I grinned at him sympathetically, trying to make up for my blunder, realizing that I should not have dressed for the occasion in his presence. The sight of the gun, a real gun and real cartridges, had scared him stiff. If he ran out on us now and we had to advertise again to find a new one-my God, I had just handed him a hundred bucks!
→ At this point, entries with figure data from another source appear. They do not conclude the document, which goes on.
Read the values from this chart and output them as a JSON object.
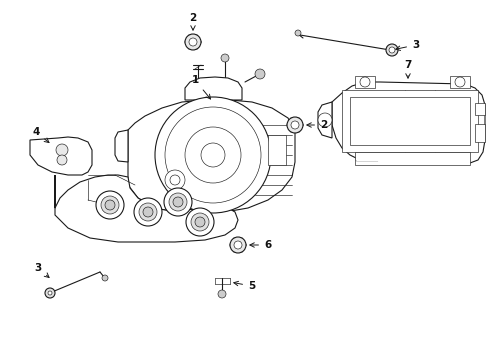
{
  "bg_color": "#ffffff",
  "line_color": "#1a1a1a",
  "label_color": "#111111",
  "fig_width": 4.9,
  "fig_height": 3.6,
  "dpi": 100,
  "lw_main": 0.8,
  "lw_thin": 0.45,
  "lw_thick": 1.1
}
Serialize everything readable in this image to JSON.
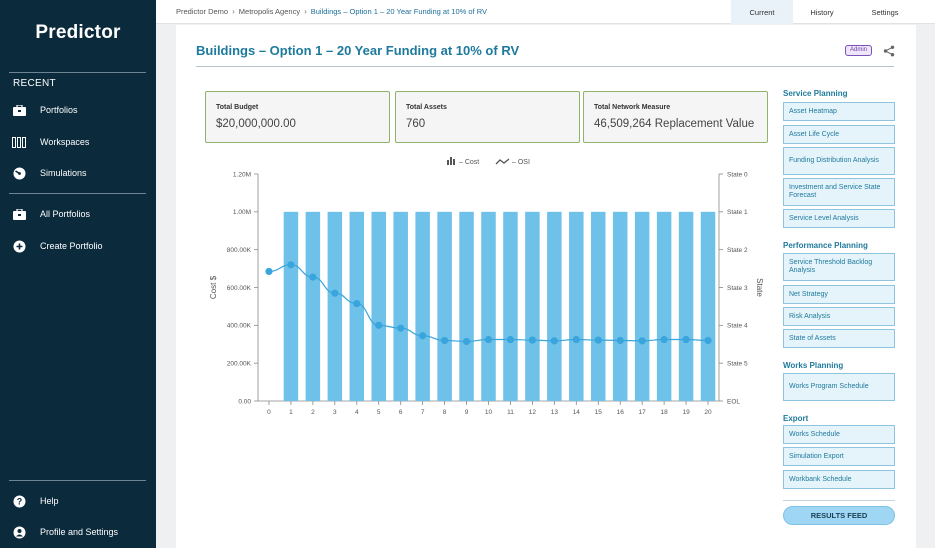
{
  "app": {
    "logo": "Predictor"
  },
  "sidebar": {
    "recent_heading": "RECENT",
    "recent_items": [
      {
        "label": "Portfolios",
        "icon": "briefcase-icon"
      },
      {
        "label": "Workspaces",
        "icon": "columns-icon"
      },
      {
        "label": "Simulations",
        "icon": "gauge-icon"
      }
    ],
    "portfolio_items": [
      {
        "label": "All Portfolios",
        "icon": "briefcase-icon"
      },
      {
        "label": "Create Portfolio",
        "icon": "plus-circle-icon"
      }
    ],
    "bottom_items": [
      {
        "label": "Help",
        "icon": "help-icon"
      },
      {
        "label": "Profile and Settings",
        "icon": "user-icon"
      }
    ]
  },
  "breadcrumb": [
    "Predictor Demo",
    "Metropolis Agency",
    "Buildings – Option 1 – 20 Year Funding at 10% of RV"
  ],
  "top_tabs": {
    "current": "Current",
    "history": "History",
    "settings": "Settings"
  },
  "page": {
    "title": "Buildings – Option 1 – 20 Year Funding at 10% of RV",
    "badge": "Admin"
  },
  "kpis": {
    "budget": {
      "label": "Total Budget",
      "value": "$20,000,000.00"
    },
    "assets": {
      "label": "Total Assets",
      "value": "760"
    },
    "network": {
      "label": "Total Network Measure",
      "value": "46,509,264 Replacement Value"
    }
  },
  "right_nav": {
    "service_planning": {
      "heading": "Service Planning",
      "items": [
        "Asset Heatmap",
        "Asset Life Cycle",
        "Funding Distribution Analysis",
        "Investment and Service State Forecast",
        "Service Level Analysis"
      ]
    },
    "performance_planning": {
      "heading": "Performance Planning",
      "items": [
        "Service Threshold Backlog Analysis",
        "Net Strategy",
        "Risk Analysis",
        "State of Assets"
      ]
    },
    "works_planning": {
      "heading": "Works Planning",
      "items": [
        "Works Program Schedule"
      ]
    },
    "export": {
      "heading": "Export",
      "items": [
        "Works Schedule",
        "Simulation Export",
        "Workbank Schedule"
      ]
    },
    "results_feed": "RESULTS FEED"
  },
  "chart_data": {
    "type": "bar",
    "categories": [
      "0",
      "1",
      "2",
      "3",
      "4",
      "5",
      "6",
      "7",
      "8",
      "9",
      "10",
      "11",
      "12",
      "13",
      "14",
      "15",
      "16",
      "17",
      "18",
      "19",
      "20"
    ],
    "series": [
      {
        "name": "– Cost",
        "kind": "bar",
        "axis": "left",
        "color": "#6ec1e8",
        "values": [
          0,
          1000000,
          1000000,
          1000000,
          1000000,
          1000000,
          1000000,
          1000000,
          1000000,
          1000000,
          1000000,
          1000000,
          1000000,
          1000000,
          1000000,
          1000000,
          1000000,
          1000000,
          1000000,
          1000000,
          1000000
        ]
      },
      {
        "name": "– OSI",
        "kind": "line",
        "axis": "right",
        "color": "#3aa5dc",
        "values": [
          685000,
          720000,
          655000,
          570000,
          515000,
          400000,
          385000,
          345000,
          320000,
          315000,
          325000,
          325000,
          322000,
          318000,
          325000,
          322000,
          320000,
          318000,
          325000,
          325000,
          320000
        ]
      }
    ],
    "ylabel": "Cost $",
    "ylabel_right": "State",
    "ylim": [
      0,
      1200000
    ],
    "y_ticks": [
      "0.00",
      "200.00K",
      "400.00K",
      "600.00K",
      "800.00K",
      "1.00M",
      "1.20M"
    ],
    "y_ticks_right": [
      "EOL",
      "State 5",
      "State 4",
      "State 3",
      "State 2",
      "State 1",
      "State 0"
    ],
    "legend_position": "top-center",
    "grid": false
  }
}
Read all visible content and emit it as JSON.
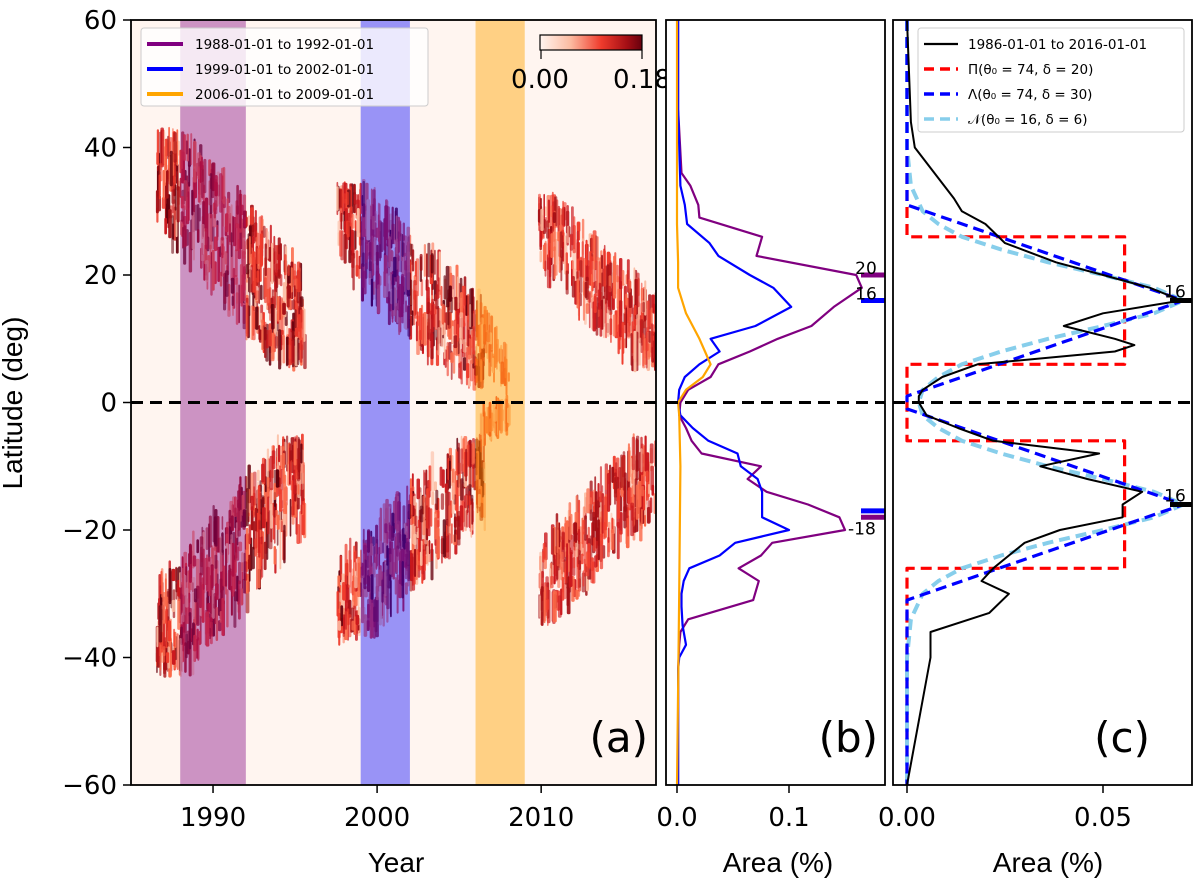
{
  "chart_data": [
    {
      "panel": "a",
      "type": "heatmap",
      "title": "",
      "xlabel": "Year",
      "ylabel": "Latitude (deg)",
      "xlim": [
        1985,
        2017
      ],
      "ylim": [
        -60,
        60
      ],
      "xticks": [
        "1990",
        "2000",
        "2010"
      ],
      "xtick_values": [
        1990,
        2000,
        2010
      ],
      "yticks": [
        "60",
        "40",
        "20",
        "0",
        "−20",
        "−40",
        "−60"
      ],
      "ytick_values": [
        60,
        40,
        20,
        0,
        -20,
        -40,
        -60
      ],
      "colorbar": {
        "min_label": "0.00",
        "max_label": "0.18",
        "min": 0.0,
        "max": 0.18,
        "colormap": "Reds"
      },
      "equator_line": 0,
      "shaded_intervals": [
        {
          "label": "1988-01-01 to 1992-01-01",
          "start": 1988.0,
          "end": 1992.0,
          "color": "#800080"
        },
        {
          "label": "1999-01-01 to 2002-01-01",
          "start": 1999.0,
          "end": 2002.0,
          "color": "#0000ff"
        },
        {
          "label": "2006-01-01 to 2009-01-01",
          "start": 2006.0,
          "end": 2009.0,
          "color": "#ffa500"
        }
      ],
      "activity_clusters": [
        {
          "t0": 1986.5,
          "t1": 1995.5,
          "north_lat": [
            8,
            40
          ],
          "south_lat": [
            -40,
            -8
          ],
          "intensity": 0.9
        },
        {
          "t0": 1997.5,
          "t1": 2006.5,
          "north_lat": [
            5,
            32
          ],
          "south_lat": [
            -35,
            -8
          ],
          "intensity": 0.85
        },
        {
          "t0": 2006.2,
          "t1": 2008.0,
          "north_lat": [
            4,
            14
          ],
          "south_lat": [
            -6,
            -2
          ],
          "intensity": 0.35
        },
        {
          "t0": 2009.8,
          "t1": 2017.0,
          "north_lat": [
            8,
            30
          ],
          "south_lat": [
            -32,
            -8
          ],
          "intensity": 0.75
        }
      ],
      "legend": [
        {
          "label": "1988-01-01 to 1992-01-01",
          "color": "#800080"
        },
        {
          "label": "1999-01-01 to 2002-01-01",
          "color": "#0000ff"
        },
        {
          "label": "2006-01-01 to 2009-01-01",
          "color": "#ffa500"
        }
      ],
      "panel_label": "(a)"
    },
    {
      "panel": "b",
      "type": "line",
      "xlabel": "Area (%)",
      "xlim": [
        -0.003,
        0.18
      ],
      "ylim": [
        -60,
        60
      ],
      "xticks": [
        "0.0",
        "0.1"
      ],
      "xtick_values": [
        0.0,
        0.1
      ],
      "series": [
        {
          "name": "1988-01-01 to 1992-01-01",
          "color": "#800080",
          "lat": [
            60,
            46,
            36,
            34,
            31,
            29,
            26,
            23,
            20,
            18,
            15,
            12,
            10,
            8,
            6,
            4,
            2,
            0,
            -2,
            -4,
            -6,
            -8,
            -10,
            -12,
            -14,
            -16,
            -18,
            -20,
            -22,
            -24,
            -26,
            -28,
            -31,
            -34,
            -36,
            -38,
            -42,
            -46,
            -50,
            -60
          ],
          "area": [
            0.001,
            0.001,
            0.004,
            0.012,
            0.019,
            0.02,
            0.076,
            0.071,
            0.16,
            0.165,
            0.14,
            0.12,
            0.09,
            0.065,
            0.037,
            0.03,
            0.01,
            0.003,
            0.002,
            0.008,
            0.013,
            0.022,
            0.075,
            0.063,
            0.08,
            0.117,
            0.145,
            0.15,
            0.085,
            0.075,
            0.055,
            0.073,
            0.068,
            0.01,
            0.003,
            0.002,
            0.001,
            0.001,
            0.001,
            0.001
          ]
        },
        {
          "name": "1999-01-01 to 2002-01-01",
          "color": "#0000ff",
          "lat": [
            60,
            46,
            34,
            31,
            28,
            25,
            23,
            20,
            18,
            15,
            12,
            10,
            8,
            6,
            4,
            2,
            0,
            -2,
            -4,
            -6,
            -8,
            -10,
            -12,
            -14,
            -16,
            -18,
            -20,
            -22,
            -24,
            -26,
            -28,
            -30,
            -32,
            -35,
            -38,
            -40,
            -42,
            -44,
            -60
          ],
          "area": [
            0.001,
            0.001,
            0.003,
            0.007,
            0.009,
            0.029,
            0.037,
            0.065,
            0.086,
            0.102,
            0.07,
            0.03,
            0.038,
            0.02,
            0.007,
            0.002,
            0.001,
            0.003,
            0.014,
            0.028,
            0.054,
            0.057,
            0.072,
            0.076,
            0.076,
            0.076,
            0.1,
            0.052,
            0.038,
            0.011,
            0.006,
            0.004,
            0.004,
            0.005,
            0.008,
            0.002,
            0.001,
            0.001,
            0.001
          ]
        },
        {
          "name": "2006-01-01 to 2009-01-01",
          "color": "#ffa500",
          "lat": [
            60,
            40,
            28,
            22,
            18,
            14,
            10,
            8,
            6,
            4,
            2,
            0,
            -2,
            -10,
            -30,
            -60
          ],
          "area": [
            0.0,
            0.0,
            0.0,
            0.001,
            0.001,
            0.008,
            0.02,
            0.025,
            0.03,
            0.023,
            0.008,
            0.001,
            0.002,
            0.003,
            0.002,
            0.0
          ]
        }
      ],
      "markers": [
        {
          "lat": 20,
          "label": "20",
          "color": "#800080"
        },
        {
          "lat": 16,
          "label": "16",
          "color": "#0000ff"
        },
        {
          "lat": -18,
          "label": "-18",
          "color": "#800080"
        },
        {
          "lat": -17,
          "label": "",
          "color": "#0000ff"
        }
      ],
      "equator_line": 0,
      "panel_label": "(b)"
    },
    {
      "panel": "c",
      "type": "line",
      "xlabel": "Area (%)",
      "xlim": [
        -0.0012,
        0.0735
      ],
      "ylim": [
        -60,
        60
      ],
      "xticks": [
        "0.00",
        "0.05"
      ],
      "xtick_values": [
        0.0,
        0.05
      ],
      "series": [
        {
          "name": "1986-01-01 to 2016-01-01",
          "color": "#000000",
          "style": "solid",
          "lat": [
            60,
            44,
            40,
            36,
            32,
            30,
            28,
            25,
            22,
            20,
            18,
            16,
            14,
            12,
            10,
            9,
            8,
            6,
            4,
            2,
            1,
            0,
            -2,
            -4,
            -6,
            -8,
            -10,
            -12,
            -14,
            -16,
            -18,
            -20,
            -22,
            -24,
            -26,
            -28,
            -30,
            -33,
            -36,
            -40,
            -60
          ],
          "area": [
            0.0,
            0.001,
            0.002,
            0.007,
            0.012,
            0.014,
            0.02,
            0.025,
            0.038,
            0.05,
            0.062,
            0.07,
            0.05,
            0.04,
            0.053,
            0.058,
            0.053,
            0.018,
            0.009,
            0.004,
            0.003,
            0.003,
            0.005,
            0.013,
            0.022,
            0.049,
            0.034,
            0.046,
            0.06,
            0.055,
            0.055,
            0.039,
            0.03,
            0.026,
            0.022,
            0.019,
            0.026,
            0.021,
            0.006,
            0.006,
            0.0
          ]
        },
        {
          "name": "Π(θ₀ = 74, δ = 20)",
          "color": "#ff0000",
          "style": "dashed",
          "lat": [
            60,
            26,
            26,
            6,
            6,
            -6,
            -6,
            -26,
            -26,
            -60
          ],
          "area": [
            0.0,
            0.0,
            0.0555,
            0.0555,
            0.0,
            0.0,
            0.0555,
            0.0555,
            0.0,
            0.0
          ]
        },
        {
          "name": "Λ(θ₀ = 74, δ = 30)",
          "color": "#0000ff",
          "style": "dashed",
          "lat": [
            60,
            31,
            16,
            1,
            0,
            -1,
            -16,
            -31,
            -60
          ],
          "area": [
            0.0,
            0.0,
            0.0705,
            0.0,
            0.0,
            0.0,
            0.0705,
            0.0,
            0.0
          ]
        },
        {
          "name": "𝒩(θ₀ = 16, δ = 6)",
          "color": "#87ceeb",
          "style": "dashed",
          "lat": [
            60,
            40,
            34,
            30,
            28,
            26,
            24,
            22,
            20,
            18,
            16,
            14,
            12,
            10,
            8,
            6,
            4,
            2,
            0,
            -2,
            -4,
            -6,
            -8,
            -10,
            -12,
            -14,
            -16,
            -18,
            -20,
            -22,
            -24,
            -26,
            -28,
            -30,
            -34,
            -40,
            -60
          ],
          "area": [
            0.0,
            0.0,
            0.001,
            0.004,
            0.008,
            0.014,
            0.024,
            0.036,
            0.05,
            0.063,
            0.0705,
            0.063,
            0.05,
            0.036,
            0.024,
            0.014,
            0.008,
            0.004,
            0.003,
            0.004,
            0.008,
            0.014,
            0.024,
            0.036,
            0.05,
            0.063,
            0.0705,
            0.063,
            0.05,
            0.036,
            0.024,
            0.014,
            0.008,
            0.004,
            0.001,
            0.0,
            0.0
          ]
        }
      ],
      "markers": [
        {
          "lat": 16,
          "label": "16",
          "color": "#000000"
        },
        {
          "lat": -16,
          "label": "16",
          "color": "#000000"
        }
      ],
      "equator_line": 0,
      "legend": [
        {
          "label": "1986-01-01 to 2016-01-01",
          "color": "#000000",
          "style": "solid"
        },
        {
          "label": "Π(θ₀ = 74, δ = 20)",
          "color": "#ff0000",
          "style": "dashed"
        },
        {
          "label": "Λ(θ₀ = 74, δ = 30)",
          "color": "#0000ff",
          "style": "dashed"
        },
        {
          "label": "𝒩(θ₀ = 16, δ = 6)",
          "color": "#87ceeb",
          "style": "dashed"
        }
      ],
      "legend_position": "top-right",
      "panel_label": "(c)"
    }
  ]
}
“Listen,” I told him earnestly, “you said a minute ago that you expect nothing to happen. You may be right. I’m inclined to agree with you. But in case somebody does undertake to perform, I am wearing this little number”-I patted under my arm where the gun was-“for two purposes: first, to keep you from getting hurt; and second, if you do get hurt, to hurt him worse.” It seemed to satisfy him, for his eyes got less concentrated, but he didn’t resume with the ginger snaps. At least I had accomplished that much. Using a matter-of-fact tone, which I thought would reassure him, I explained that he was to go to Wolfe’s room at eleven-thirty for instructions, which would include our afternoon outing.

To tell the truth, by the time the afternoon was over and I had him back in the house again, a little after five-thirty, I had to maintain a firm hold on such details as ginger snaps and his calling me Archie to keep from admiring him.